General manager Brad Treliving gave a similar outlook when speaking on OverDrive on TSN 1050 Toronto Wednesday.
"You would like to win them all 5-1 in regulation and put your feet up in the third, but sometimes it doesn’t happen that way," Treliving said. "I look at it two ways. Number one, we have been able to bank points. We are not giving any of them back. But you also can’t look at it as though things are perfect.
"We certainly have things to clean up. You take the positives out of it. We've been able to find some points. In some ways, we have been resilient. If you look at last Saturday, we came from behind. In some games, we pissed away some points in terms of letting teams back into it and then maybe even we get it in OT or the shootout, but we made it more difficult than it should’ve been.
"I’d like us just to be a lot tighter defensively.
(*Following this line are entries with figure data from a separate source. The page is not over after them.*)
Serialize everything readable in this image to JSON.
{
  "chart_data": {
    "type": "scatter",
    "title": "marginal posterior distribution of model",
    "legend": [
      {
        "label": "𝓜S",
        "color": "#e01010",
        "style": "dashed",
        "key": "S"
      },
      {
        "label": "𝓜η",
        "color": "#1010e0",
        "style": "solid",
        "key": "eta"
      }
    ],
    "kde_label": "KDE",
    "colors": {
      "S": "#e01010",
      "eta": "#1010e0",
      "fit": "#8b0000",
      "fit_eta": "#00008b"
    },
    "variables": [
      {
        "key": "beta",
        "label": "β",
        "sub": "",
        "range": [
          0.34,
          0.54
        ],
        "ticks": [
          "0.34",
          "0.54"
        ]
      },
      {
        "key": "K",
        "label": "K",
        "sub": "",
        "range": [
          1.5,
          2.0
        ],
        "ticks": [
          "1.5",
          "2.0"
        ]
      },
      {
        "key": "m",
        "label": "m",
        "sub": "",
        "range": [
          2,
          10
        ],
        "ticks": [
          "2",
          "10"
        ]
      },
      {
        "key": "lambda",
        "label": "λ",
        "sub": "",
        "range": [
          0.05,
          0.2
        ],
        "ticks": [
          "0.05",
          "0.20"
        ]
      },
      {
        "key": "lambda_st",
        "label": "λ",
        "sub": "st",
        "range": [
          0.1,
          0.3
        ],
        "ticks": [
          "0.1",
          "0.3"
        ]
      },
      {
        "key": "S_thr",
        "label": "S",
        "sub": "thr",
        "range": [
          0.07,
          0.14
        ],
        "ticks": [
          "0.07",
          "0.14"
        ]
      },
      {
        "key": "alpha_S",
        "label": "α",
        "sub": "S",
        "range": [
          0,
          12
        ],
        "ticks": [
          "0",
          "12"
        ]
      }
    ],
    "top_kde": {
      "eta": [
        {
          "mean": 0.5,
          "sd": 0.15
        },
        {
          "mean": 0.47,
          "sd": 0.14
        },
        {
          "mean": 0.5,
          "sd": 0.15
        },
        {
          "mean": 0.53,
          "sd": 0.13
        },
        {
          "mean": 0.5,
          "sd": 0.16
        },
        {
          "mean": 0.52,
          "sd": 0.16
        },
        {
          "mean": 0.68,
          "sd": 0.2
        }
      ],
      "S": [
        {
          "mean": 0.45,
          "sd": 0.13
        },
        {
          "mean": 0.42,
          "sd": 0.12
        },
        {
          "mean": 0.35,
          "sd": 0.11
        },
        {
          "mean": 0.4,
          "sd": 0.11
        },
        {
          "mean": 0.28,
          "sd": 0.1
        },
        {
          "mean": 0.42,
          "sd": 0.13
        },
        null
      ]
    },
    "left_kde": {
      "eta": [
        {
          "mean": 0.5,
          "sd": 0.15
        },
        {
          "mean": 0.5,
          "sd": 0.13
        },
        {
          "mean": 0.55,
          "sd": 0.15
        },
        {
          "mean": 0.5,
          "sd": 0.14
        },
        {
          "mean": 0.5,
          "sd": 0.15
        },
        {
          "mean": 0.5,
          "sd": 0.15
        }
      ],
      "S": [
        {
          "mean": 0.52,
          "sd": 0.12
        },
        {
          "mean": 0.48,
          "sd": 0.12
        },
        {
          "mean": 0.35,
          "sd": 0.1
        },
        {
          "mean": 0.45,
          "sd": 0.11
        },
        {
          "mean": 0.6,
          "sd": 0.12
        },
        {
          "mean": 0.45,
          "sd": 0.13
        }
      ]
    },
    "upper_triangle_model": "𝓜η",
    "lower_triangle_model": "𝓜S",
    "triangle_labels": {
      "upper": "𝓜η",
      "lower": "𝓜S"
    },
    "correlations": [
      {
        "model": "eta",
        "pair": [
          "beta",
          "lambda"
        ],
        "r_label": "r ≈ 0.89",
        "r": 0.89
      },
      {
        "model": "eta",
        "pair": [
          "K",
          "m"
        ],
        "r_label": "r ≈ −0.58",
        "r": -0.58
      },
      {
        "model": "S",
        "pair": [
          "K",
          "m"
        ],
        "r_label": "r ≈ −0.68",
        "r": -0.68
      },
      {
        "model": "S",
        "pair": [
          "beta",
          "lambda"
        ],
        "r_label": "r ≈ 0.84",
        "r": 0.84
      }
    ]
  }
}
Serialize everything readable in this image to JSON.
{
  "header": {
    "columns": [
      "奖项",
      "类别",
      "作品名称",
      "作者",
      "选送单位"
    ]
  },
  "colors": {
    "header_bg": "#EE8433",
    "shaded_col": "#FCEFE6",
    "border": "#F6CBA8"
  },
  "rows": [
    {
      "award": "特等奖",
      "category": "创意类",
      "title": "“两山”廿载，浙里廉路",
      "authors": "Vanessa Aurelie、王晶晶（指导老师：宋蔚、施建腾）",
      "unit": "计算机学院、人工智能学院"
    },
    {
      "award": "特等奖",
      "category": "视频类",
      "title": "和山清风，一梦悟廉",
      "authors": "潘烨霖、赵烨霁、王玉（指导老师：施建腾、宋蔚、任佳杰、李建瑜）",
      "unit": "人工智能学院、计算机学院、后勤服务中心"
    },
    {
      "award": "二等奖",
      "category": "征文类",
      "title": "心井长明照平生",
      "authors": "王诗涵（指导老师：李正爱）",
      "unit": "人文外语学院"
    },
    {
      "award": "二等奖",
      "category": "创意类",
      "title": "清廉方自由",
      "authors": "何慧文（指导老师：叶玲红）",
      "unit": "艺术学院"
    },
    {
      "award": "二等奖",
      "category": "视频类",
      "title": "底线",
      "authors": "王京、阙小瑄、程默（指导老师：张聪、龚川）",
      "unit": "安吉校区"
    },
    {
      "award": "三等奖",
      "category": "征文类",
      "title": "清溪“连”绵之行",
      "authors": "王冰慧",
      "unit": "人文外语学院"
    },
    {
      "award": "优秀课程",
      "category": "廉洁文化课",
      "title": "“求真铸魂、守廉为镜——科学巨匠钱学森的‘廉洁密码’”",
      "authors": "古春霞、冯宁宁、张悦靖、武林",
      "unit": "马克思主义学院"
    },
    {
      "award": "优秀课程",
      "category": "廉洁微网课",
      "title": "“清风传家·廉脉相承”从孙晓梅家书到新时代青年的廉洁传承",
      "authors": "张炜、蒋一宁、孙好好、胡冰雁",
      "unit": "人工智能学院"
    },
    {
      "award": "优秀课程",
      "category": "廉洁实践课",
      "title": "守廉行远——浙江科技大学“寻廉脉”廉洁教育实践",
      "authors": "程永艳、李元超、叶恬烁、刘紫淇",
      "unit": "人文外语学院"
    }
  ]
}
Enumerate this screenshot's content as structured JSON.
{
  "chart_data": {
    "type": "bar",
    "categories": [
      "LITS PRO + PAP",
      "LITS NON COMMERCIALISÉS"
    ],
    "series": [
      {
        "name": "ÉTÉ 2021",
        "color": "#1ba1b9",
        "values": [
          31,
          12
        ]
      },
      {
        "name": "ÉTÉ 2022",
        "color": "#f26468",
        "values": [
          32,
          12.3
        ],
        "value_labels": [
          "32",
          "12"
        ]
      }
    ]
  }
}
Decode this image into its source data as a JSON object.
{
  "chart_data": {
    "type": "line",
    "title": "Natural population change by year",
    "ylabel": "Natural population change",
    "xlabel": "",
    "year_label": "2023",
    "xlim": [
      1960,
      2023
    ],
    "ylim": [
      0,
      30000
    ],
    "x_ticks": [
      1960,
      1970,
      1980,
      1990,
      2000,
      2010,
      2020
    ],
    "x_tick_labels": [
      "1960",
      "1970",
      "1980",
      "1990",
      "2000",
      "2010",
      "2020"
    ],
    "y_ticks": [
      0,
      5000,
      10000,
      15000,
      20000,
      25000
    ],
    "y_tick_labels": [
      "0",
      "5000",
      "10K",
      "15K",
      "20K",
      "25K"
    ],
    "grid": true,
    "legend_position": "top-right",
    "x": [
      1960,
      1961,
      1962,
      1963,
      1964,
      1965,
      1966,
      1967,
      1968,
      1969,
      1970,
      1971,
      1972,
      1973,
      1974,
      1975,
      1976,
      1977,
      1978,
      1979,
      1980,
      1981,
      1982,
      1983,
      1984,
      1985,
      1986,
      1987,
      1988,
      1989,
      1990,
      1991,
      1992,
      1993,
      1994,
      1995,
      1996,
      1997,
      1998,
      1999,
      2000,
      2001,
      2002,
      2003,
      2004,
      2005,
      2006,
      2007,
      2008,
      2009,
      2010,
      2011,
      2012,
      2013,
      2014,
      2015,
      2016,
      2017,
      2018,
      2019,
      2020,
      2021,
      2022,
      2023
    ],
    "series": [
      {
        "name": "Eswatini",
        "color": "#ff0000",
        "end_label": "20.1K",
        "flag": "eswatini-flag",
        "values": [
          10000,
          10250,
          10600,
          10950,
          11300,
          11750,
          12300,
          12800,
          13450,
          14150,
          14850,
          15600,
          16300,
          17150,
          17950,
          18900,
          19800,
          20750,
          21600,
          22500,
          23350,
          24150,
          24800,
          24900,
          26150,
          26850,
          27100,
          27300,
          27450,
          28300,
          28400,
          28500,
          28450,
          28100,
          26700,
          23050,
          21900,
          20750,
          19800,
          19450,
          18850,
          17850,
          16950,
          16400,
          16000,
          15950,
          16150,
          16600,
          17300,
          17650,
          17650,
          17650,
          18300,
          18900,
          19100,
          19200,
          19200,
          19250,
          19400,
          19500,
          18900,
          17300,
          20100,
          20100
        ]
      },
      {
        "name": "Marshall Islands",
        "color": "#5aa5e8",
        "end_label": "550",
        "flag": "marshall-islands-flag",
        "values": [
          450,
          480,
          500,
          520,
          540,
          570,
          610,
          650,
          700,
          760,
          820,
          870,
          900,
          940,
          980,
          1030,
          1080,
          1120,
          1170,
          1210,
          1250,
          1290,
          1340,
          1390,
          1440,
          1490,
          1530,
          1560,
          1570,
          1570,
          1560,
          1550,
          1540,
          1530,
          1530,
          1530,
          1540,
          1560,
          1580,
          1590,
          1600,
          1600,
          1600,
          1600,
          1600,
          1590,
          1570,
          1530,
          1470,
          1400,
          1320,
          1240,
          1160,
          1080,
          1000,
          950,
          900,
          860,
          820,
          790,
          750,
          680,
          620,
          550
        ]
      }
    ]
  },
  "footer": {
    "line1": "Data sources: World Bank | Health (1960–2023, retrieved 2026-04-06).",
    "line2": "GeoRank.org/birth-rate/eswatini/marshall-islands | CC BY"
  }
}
Our team has enough people who can score. Sheldon and his staff are working on it and our group is aware of it. We just have to be a little cleaner defensively. We shouldn’t need four every night to win a game.
"You see that in teams who are competing late in the spring. You need to score, and that is always an emphasis. We want to make sure we have enough offence here, but to me, a lot of our issues have been being a little too loose defensively or giving up a few too many chances. Taking away a little more space and being harder to play against in terms of suffocating teams a little bit more - those are the areas we need to focus on.
"We will take the points that we have gotten, but certainly, there are areas we know we have to and can be better in."
Leafs begin busy stretch into holiday break
Thursday's game against the Senators will begin a stretch of nine games in 17 days leading into the holiday break for the Maple Leafs.
After enjoying a five-day break following Saturday's loss the Bruins, the Maple Leafs will have just one three-day break during their upcoming slate.
A home date Saturday against the Nashville Predators will follow after Thursday's contest before a set of back-to-back games on the road against the New York Islanders on Monday and New York Rangers on Tuesday.